В ответ я был послан туда, откуда жизнь берёт своё начало. Когда я улыбнулся и зашагал прочь, с намерением допросить остальных участников, меня вдруг посетило видение: Селиванов резко дернулся, освободив руки; в одно мгновение он выхватил из кобуры табельный пистолет полицейского и выстрелил мне в затылок, являя миру содержимое человеческой головы ...

Я бросился в сторону. Тотчас грохнул выстрел. Один из связанных злодеев рухнул на землю – волею судьбы, пуля угодила ему в лицо. Селиванова тут же оглушили и намертво связали крепкими веревками.

Хоть моё бедное сердце пыталось выскочить из груди, я все же дал указания обыскать комнату, что занимал Селиванов, и готовиться к возвращению в Новый Петроград. Как телят, стали сваливать бравые полицейские разбойников в широкие вместительные тройки. При обыске, во внутреннем кармане жилетки Селиванова, нашлась короткая записка следующего содержания: «Первого на Охотском кладбище. В полночь».

Это уже сегодня! Сам не поспею. Я немедленно разыскал телефонный аппарат и доложил всё под запись дежурному, указав на чрезвычайную срочность, и бросил трубку. Теперича от меня ничего более уже не зависит. Дело остается за Фёдором Михайловичем. Мне же предстоит в целости и сохранности доставить схваченных негодяев в Новый Петроград.

***

Когда мы въехали в город, было уже светло. Ранние пешеходы с удивлением останавливались и глядели вслед бешено мчавшему от вокзала служебному паровику, битком набитым людьми в невообразимых одеяниях и даже почти без одеяния.

Поразительный эффект произвело наше появление с нежданной группой разбойников, во главе с Селивановым: взрыв восторженных восклицаний, таких, которых никогда еще не знала сыскная полиция, потряс комнату.

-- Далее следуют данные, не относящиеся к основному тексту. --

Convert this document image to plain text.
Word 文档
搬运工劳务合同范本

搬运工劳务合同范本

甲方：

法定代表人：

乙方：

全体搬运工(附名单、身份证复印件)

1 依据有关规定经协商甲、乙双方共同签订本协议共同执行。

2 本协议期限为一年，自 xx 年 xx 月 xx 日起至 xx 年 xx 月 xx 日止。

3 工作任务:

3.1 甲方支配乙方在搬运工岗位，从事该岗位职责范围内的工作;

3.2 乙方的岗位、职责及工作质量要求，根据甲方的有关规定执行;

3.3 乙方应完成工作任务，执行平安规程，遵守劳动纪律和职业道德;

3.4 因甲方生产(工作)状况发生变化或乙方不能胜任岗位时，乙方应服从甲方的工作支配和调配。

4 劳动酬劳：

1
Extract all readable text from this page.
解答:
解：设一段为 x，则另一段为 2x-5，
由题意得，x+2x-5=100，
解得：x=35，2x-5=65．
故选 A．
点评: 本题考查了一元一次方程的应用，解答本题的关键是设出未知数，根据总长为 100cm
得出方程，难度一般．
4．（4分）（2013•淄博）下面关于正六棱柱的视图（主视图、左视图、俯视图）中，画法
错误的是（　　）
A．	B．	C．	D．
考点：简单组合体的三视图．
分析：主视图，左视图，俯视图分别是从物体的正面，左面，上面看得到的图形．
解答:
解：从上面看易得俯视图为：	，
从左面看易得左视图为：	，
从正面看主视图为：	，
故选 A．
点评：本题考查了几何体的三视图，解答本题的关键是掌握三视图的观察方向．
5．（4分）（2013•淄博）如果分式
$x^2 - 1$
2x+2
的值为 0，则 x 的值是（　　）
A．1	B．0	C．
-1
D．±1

Когда немедленно оповещенный прибежал пристав, он от волнения был бледен как бумага.

- Батенька... Да неужели? Неужели изловили злодея? Да ещё и в придачу! Николай Александрович, да вы... того... этого... вы замечательный человек!

Он бросился мне на шею и трижды расцеловал.

- Скорее... того... этого... рассадить их по одиночным камерам... А я сейчас с докладом к его сиятельству Волкову. Вот радость - то! Ну, он не забудет вас... Награда... повышение...

И умчался как угорелый.

Уставший Фёдор Михайлович же, по всей видимости, совершенно сегодня не спавший, крепко пожал мне руку и потряс за плечо, не проронив ни слова. Этот жест был куда красноречивее хвалебных песен.

Через, примерно, десять минут я был вызван на поклон к генералу – губернатору Волкову Дмитрию Сергеевичу. С ним же рядом присутствовал австрийский посол Хофман и ещё ряд высокопоставленных лиц, коих я имел счастье не знать. Волков встретил меня ласково, подробно расспрашивал меня о поимке злодеев, объявил благодарность и тут же заявил, что в воздаяние отлично - усердной службы мне полагается денежная награда. Чина и повышения по должности выделить мне не могли по известным причинам. Признаться, не шибко то и хотелось. Посол же сухо поблагодарил, от имени австрийского народа, за блестящее завершенное расследование и был таков.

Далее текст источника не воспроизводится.